We all understand the practice by press outlets in non-major markets of generating editorial about successful people who once had a relationship with their market, no matter how tenuous. It happens all the time, whether an in-house reporter angles their copy accordingly or an editor slips a one-liner into a wire story that solidifies the local connection. It’s certainly a scheme to draw readers and advertisers, but it can be done well in the right hands. 

I don’t understand how Merli’s superiors totally missed that her article in no way tells us what capacity Deal is related to the “U” in C-U. Without establishing that fundamental basis, the News-Gazette had no reason to run the story. “Urbana filmmaker…” smacks of a rush job intended to fill a Sunday section during a slow news week, padded with third party quotations. Just as well, TROUBLE THE WATER – a critically acclaimed film that follows low-income New Orleans residents as they make positive strides in the wake of Hurricane Katrina – had been covered extensively (and much better) in other outlets the month prior, such as in this Q&A posted by indieWIRE.

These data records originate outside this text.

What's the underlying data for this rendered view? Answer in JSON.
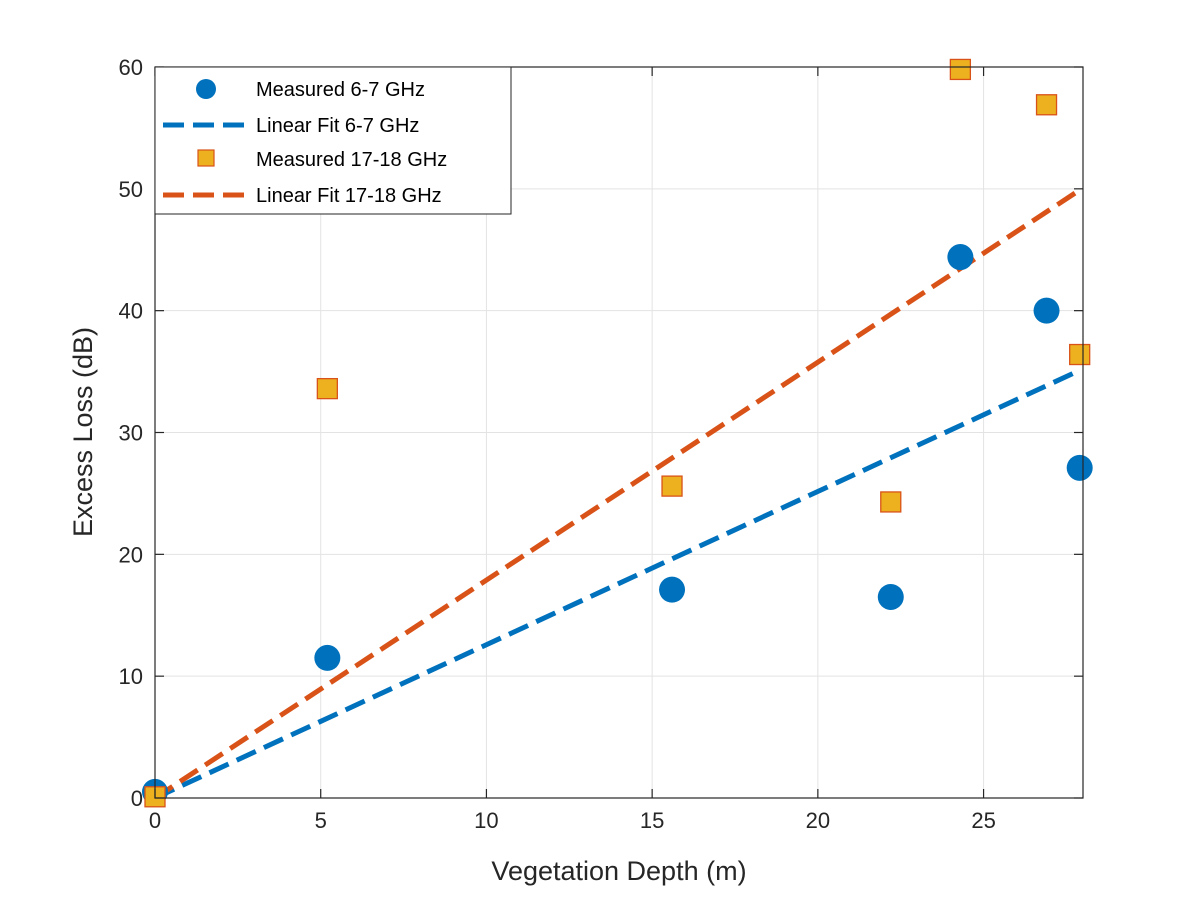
{
  "chart_data": {
    "type": "scatter",
    "title": "",
    "xlabel": "Vegetation Depth (m)",
    "ylabel": "Excess Loss (dB)",
    "xlim": [
      0,
      28
    ],
    "ylim": [
      0,
      60
    ],
    "xticks": [
      0,
      5,
      10,
      15,
      20,
      25
    ],
    "yticks": [
      0,
      10,
      20,
      30,
      40,
      50,
      60
    ],
    "grid": true,
    "legend_position": "top-left",
    "series": [
      {
        "name": "Measured 6-7 GHz",
        "kind": "scatter",
        "marker": "circle",
        "color": "#0072BD",
        "x": [
          0,
          5.2,
          15.6,
          22.2,
          24.3,
          26.9,
          27.9
        ],
        "y": [
          0.5,
          11.5,
          17.1,
          16.5,
          44.4,
          40.0,
          27.1
        ]
      },
      {
        "name": "Linear Fit 6-7 GHz",
        "kind": "line",
        "dash": "dashed",
        "color": "#0072BD",
        "x": [
          0,
          27.9
        ],
        "y": [
          0,
          35.1
        ]
      },
      {
        "name": "Measured 17-18 GHz",
        "kind": "scatter",
        "marker": "square",
        "color": "#EDB120",
        "edge_color": "#D95319",
        "x": [
          0,
          5.2,
          15.6,
          22.2,
          24.3,
          26.9,
          27.9
        ],
        "y": [
          0.1,
          33.6,
          25.6,
          24.3,
          59.8,
          56.9,
          36.4
        ]
      },
      {
        "name": "Linear Fit 17-18 GHz",
        "kind": "line",
        "dash": "dashed",
        "color": "#D95319",
        "x": [
          0,
          27.9
        ],
        "y": [
          0,
          49.9
        ]
      }
    ]
  }
}
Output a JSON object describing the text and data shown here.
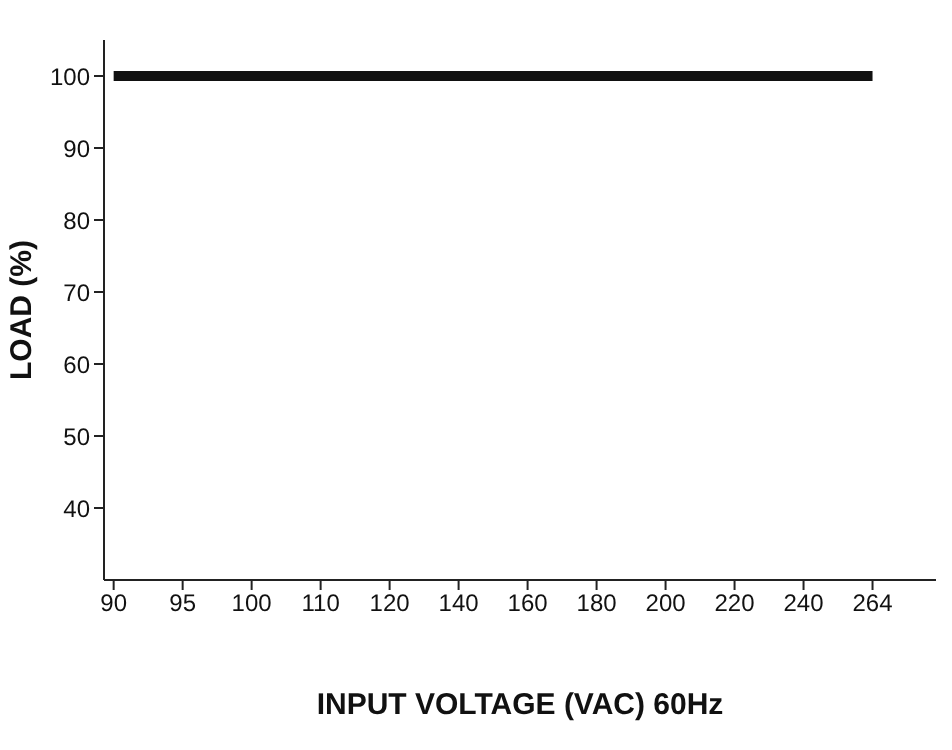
{
  "chart_data": {
    "type": "line",
    "xlabel": "INPUT VOLTAGE (VAC) 60Hz",
    "ylabel": "LOAD (%)",
    "categories": [
      "90",
      "95",
      "100",
      "110",
      "120",
      "140",
      "160",
      "180",
      "200",
      "220",
      "240",
      "264"
    ],
    "series": [
      {
        "color": "#111111",
        "values": [
          100,
          100,
          100,
          100,
          100,
          100,
          100,
          100,
          100,
          100,
          100,
          100
        ]
      }
    ],
    "ylim": [
      30,
      105
    ],
    "yticks": [
      40,
      50,
      60,
      70,
      80,
      90,
      100
    ],
    "grid": false,
    "legend": false,
    "marker": "none",
    "line_style": "solid"
  }
}
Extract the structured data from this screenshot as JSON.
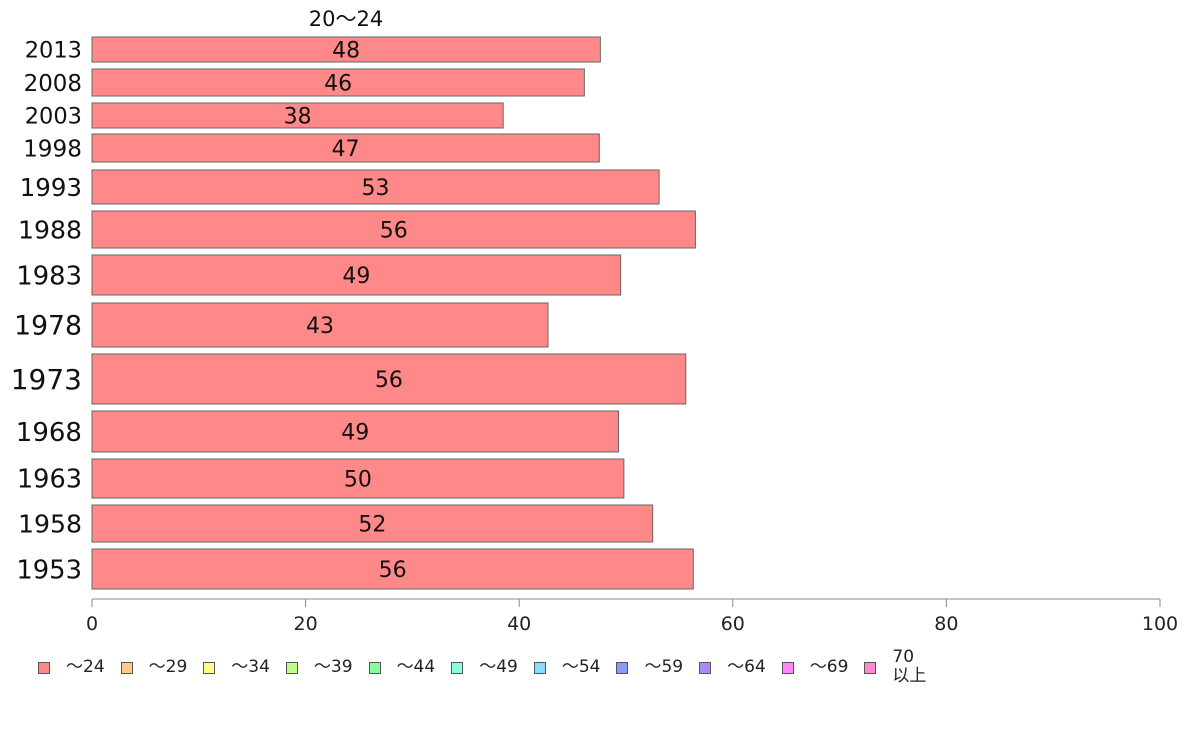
{
  "chart_data": {
    "type": "bar",
    "orientation": "horizontal",
    "title": "20〜24",
    "categories": [
      "2013",
      "2008",
      "2003",
      "1998",
      "1993",
      "1988",
      "1983",
      "1978",
      "1973",
      "1968",
      "1963",
      "1958",
      "1953"
    ],
    "values": [
      47.6,
      46.1,
      38.5,
      47.5,
      53.1,
      56.5,
      49.5,
      42.7,
      55.6,
      49.3,
      49.8,
      52.5,
      56.3
    ],
    "value_labels": [
      "48",
      "46",
      "38",
      "47",
      "53",
      "56",
      "49",
      "43",
      "56",
      "49",
      "50",
      "52",
      "56"
    ],
    "series": [
      {
        "name": "〜24",
        "color": "#ff8888"
      }
    ],
    "xlim": [
      0,
      100
    ],
    "x_ticks": [
      "0",
      "20",
      "40",
      "60",
      "80",
      "100"
    ],
    "xlabel": "",
    "ylabel": "",
    "grid": false,
    "legend_position": "bottom"
  },
  "legend": {
    "items": [
      {
        "label": "〜24",
        "color": "#ff8888"
      },
      {
        "label": "〜29",
        "color": "#ffcc88"
      },
      {
        "label": "〜34",
        "color": "#ffff88"
      },
      {
        "label": "〜39",
        "color": "#bbff88"
      },
      {
        "label": "〜44",
        "color": "#88ff99"
      },
      {
        "label": "〜49",
        "color": "#88ffdd"
      },
      {
        "label": "〜54",
        "color": "#88ddff"
      },
      {
        "label": "〜59",
        "color": "#8899ff"
      },
      {
        "label": "〜64",
        "color": "#aa88ff"
      },
      {
        "label": "〜69",
        "color": "#ff88ff"
      },
      {
        "label": "70\n以上",
        "color": "#ff88cc"
      }
    ]
  },
  "colors": {
    "bar_stroke": "#666666",
    "axis": "#888888"
  }
}
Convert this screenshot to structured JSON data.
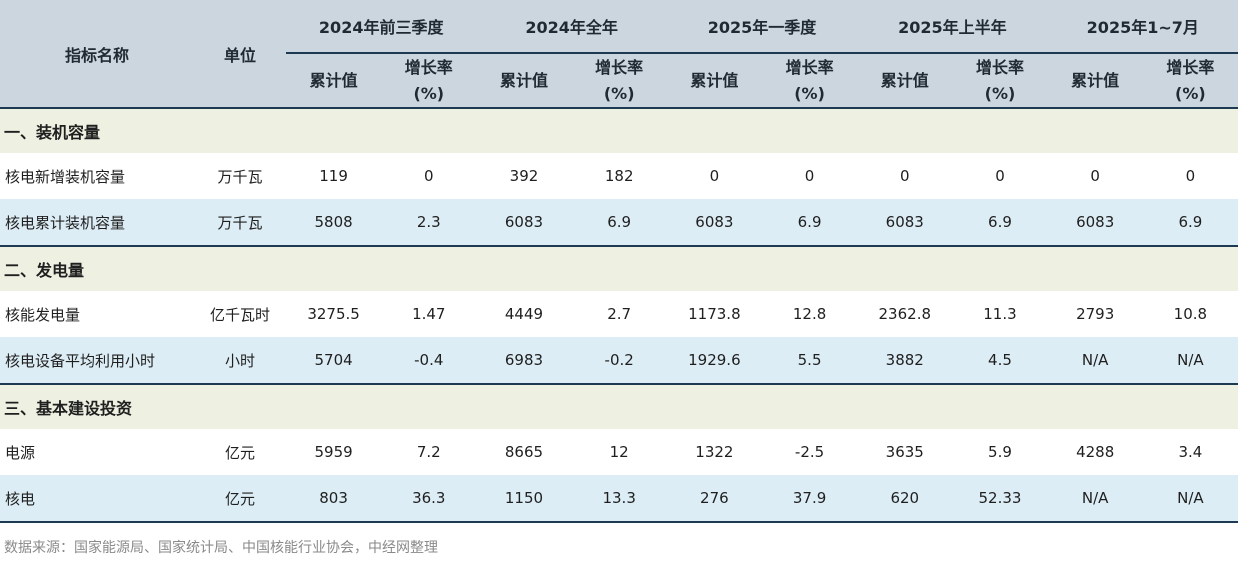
{
  "header": {
    "name_label": "指标名称",
    "unit_label": "单位",
    "periods": [
      "2024年前三季度",
      "2024年全年",
      "2025年一季度",
      "2025年上半年",
      "2025年1~7月"
    ],
    "cum_label": "累计值",
    "growth_label_line1": "增长率",
    "growth_label_line2": "(%)"
  },
  "sections": [
    {
      "title": "一、装机容量",
      "rows": [
        {
          "name": "核电新增装机容量",
          "unit": "万千瓦",
          "values": [
            "119",
            "0",
            "392",
            "182",
            "0",
            "0",
            "0",
            "0",
            "0",
            "0"
          ]
        },
        {
          "name": "核电累计装机容量",
          "unit": "万千瓦",
          "values": [
            "5808",
            "2.3",
            "6083",
            "6.9",
            "6083",
            "6.9",
            "6083",
            "6.9",
            "6083",
            "6.9"
          ]
        }
      ]
    },
    {
      "title": "二、发电量",
      "rows": [
        {
          "name": "核能发电量",
          "unit": "亿千瓦时",
          "values": [
            "3275.5",
            "1.47",
            "4449",
            "2.7",
            "1173.8",
            "12.8",
            "2362.8",
            "11.3",
            "2793",
            "10.8"
          ]
        },
        {
          "name": "核电设备平均利用小时",
          "unit": "小时",
          "values": [
            "5704",
            "-0.4",
            "6983",
            "-0.2",
            "1929.6",
            "5.5",
            "3882",
            "4.5",
            "N/A",
            "N/A"
          ]
        }
      ]
    },
    {
      "title": "三、基本建设投资",
      "rows": [
        {
          "name": "电源",
          "unit": "亿元",
          "values": [
            "5959",
            "7.2",
            "8665",
            "12",
            "1322",
            "-2.5",
            "3635",
            "5.9",
            "4288",
            "3.4"
          ]
        },
        {
          "name": "核电",
          "unit": "亿元",
          "values": [
            "803",
            "36.3",
            "1150",
            "13.3",
            "276",
            "37.9",
            "620",
            "52.33",
            "N/A",
            "N/A"
          ]
        }
      ]
    }
  ],
  "source": "数据来源：国家能源局、国家统计局、中国核能行业协会，中经网整理",
  "colors": {
    "header_bg": "#ccd6de",
    "section_bg": "#eef1e2",
    "row_alt_bg": "#dcedf5",
    "rule": "#1e3a52"
  }
}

I only dote on the sloppy work in this News-Gazette article because, given what I try to accomplish on C-U Blogfidential regarding cinema at the local level, it pains me to see paid professionals a few blocks down the road with way more budget and resource than I’ll ever have simply blow it. I’ve a hunch this one got away from Merli as the deadline loomed near while her editors obviously didn’t give the piece a few proper tweaks before it went to press. Please be more careful next time, y’all.

I must qualify one other thing. Merli is a bona fide friend of the arts and one of the few staff journalists in the house that Marajen Stevick Chinigo built who writes well about interesting subjects on a regular basis. More than once, she has worked MICRO-FILM and C-U Confidential into columns and news briefs with little more than a press release and a friendly greeting from yours truly, for which I’ve always been grateful. I’m just frustrated that the article in question failed to effectively remind a readership much larger than mine that the cinema and Champaign-Urbana are inextricably linked.